DW : Et puis comment ça peut évoluer, comment sortir de cette situation ?
Mahnaz Sharali : Je ne sais pas de toute façon, mais tout ce que je sais, c’est que je crains un massacre massif par la République islamique. Je pense qu’il est au pied du mur, il est en pleine crise et ce régime n’hésitera pas à massacrer les Iraniens. C’est ce que je crains.
DW : Et y a-t-il des partis, des mouvements établis qui organisent cette contestation ?
Mahnaz Sharali : Les jeunes Iraniens s’organisent sur les réseaux sociaux et aujourd’hui les vrais leaders de leur mouvement sont les réseaux sociaux. On a vu ces deux derniers mois à quel point les réseaux sociaux ont pu propager la colère et la rage des Iraniens. Nous avons vu à quel point ils sont capables de guider le mouvement des jeunes. On a vu des dirigeants qui se sont manifestés, qui se sont promus sur les réseaux sociaux. Et donc ces réseaux ont encore un potentiel très important. Cela a été confirmé. Ils se sont rencontrés sur les réseaux sociaux, ils ont vu combien ils étaient et ils pensent tous la même chose. Il leur a donné le pouvoir de s’exprimer avec vérité.
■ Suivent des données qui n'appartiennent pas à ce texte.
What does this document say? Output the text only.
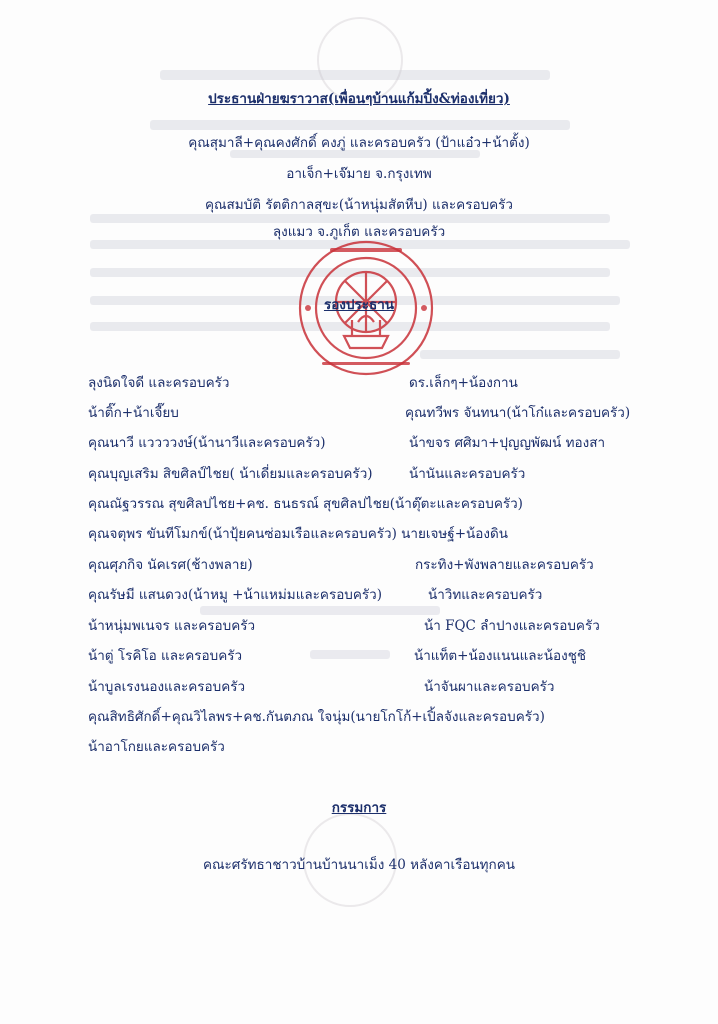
ประธานฝ่ายฆราวาส(เพื่อนๆบ้านแก้มปิ้ง&ท่องเที่ยว)
คุณสุมาลี+คุณคงศักดิ์ คงภู่ และครอบครัว (ป้าแอ๋ว+น้าตั้ง)
อาเจ็ก+เจ๊มาย จ.กรุงเทพ
คุณสมบัติ รัตติกาลสุขะ(น้าหนุ่มสัตหีบ) และครอบครัว
ลุงแมว จ.ภูเก็ต และครอบครัว
รองประธาน
ลุงนิดใจดี และครอบครัว	ดร.เล็กๆ+น้องกาน
น้าติ๊ก+น้าเจี๊ยบ	คุณทวีพร จันทนา(น้าโก๋และครอบครัว)
คุณนาวี แววววงษ์(น้านาวีและครอบครัว)	น้าขจร ศศิมา+ปุญญพัฒน์ ทองสา
คุณบุญเสริม สิขศิลป์ไชย( น้าเดี่ยมและครอบครัว)	น้านันและครอบครัว
คุณณัฐวรรณ สุขศิลปไชย+คช. ธนธรณ์ สุขศิลปไชย(น้าตุ๊ตะและครอบครัว)
คุณจตุพร ขันทีโมกข์(น้าปุ้ยคนซ่อมเรือและครอบครัว) นายเจษฐ์+น้องดิน
คุณศุภกิจ นัคเรศ(ช้างพลาย)	กระทิง+พังพลายและครอบครัว
คุณรัษมี แสนดวง(น้าหมู +น้าแหม่มและครอบครัว)	น้าวิทและครอบครัว
น้าหนุ่มพเนจร และครอบครัว	น้า FQC ลำปางและครอบครัว
น้าตู่ โรคิโอ และครอบครัว	น้าแท็ต+น้องแนนและน้องชูชิ
น้าบูลเรงนองและครอบครัว	น้าจันผาและครอบครัว
คุณสิทธิศักดิ์+คุณวิไลพร+คช.กันตภณ ใจนุ่ม(นายโกโก้+เปิ้ลจังและครอบครัว)
น้าอาโกยและครอบครัว
กรรมการ
คณะศรัทธาชาวบ้านบ้านนาเม็ง 40 หลังคาเรือนทุกคน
Rassemblement à Paris en l’honneur des victimes de la répression en Iran (2 décembre)
DW : Comment comprendre que du point de vue des autorités Internet ne soit pas coupé ? Ils pourraient juste le couper.
Mahnaz Sharali : Parce qu’Internet sert en fait les forces de l’ordre et le peuple de la République islamique elle-même. Ils dépendent d’Internet. Mais chaque fois qu’il y a un massacre dans les villes, ils coupent à nouveau Internet. Mais ils sont obligés de le restaurer.
DW : Et est-ce comparable aux autres mouvements qui se sont produits en Iran en 2019, 2009 ?
Mehnaz Sharali : C’est un mouvement très différent dans le sens où c’est un mouvement moderne. Il n’a aucune référence religieuse, purement politique.
DW : Et y a-t-il un projet, par exemple, sur lequel ils sont d’accord, ces manifestants ?
Mehnaz Sherali : Ils savent déjà qu’ils ne veulent pas d’une République islamique. Ensuite, ils veulent le pouvoir démocratique à la tête de leur pays. C’est donc la première fois que nous avons des manifestations qui ont duré plus de dix jours. Comment va-t-il se développer ? Je ne sais pas, mais en tout cas, je vois que les demandes des Iraniens n’ont pas été satisfaites.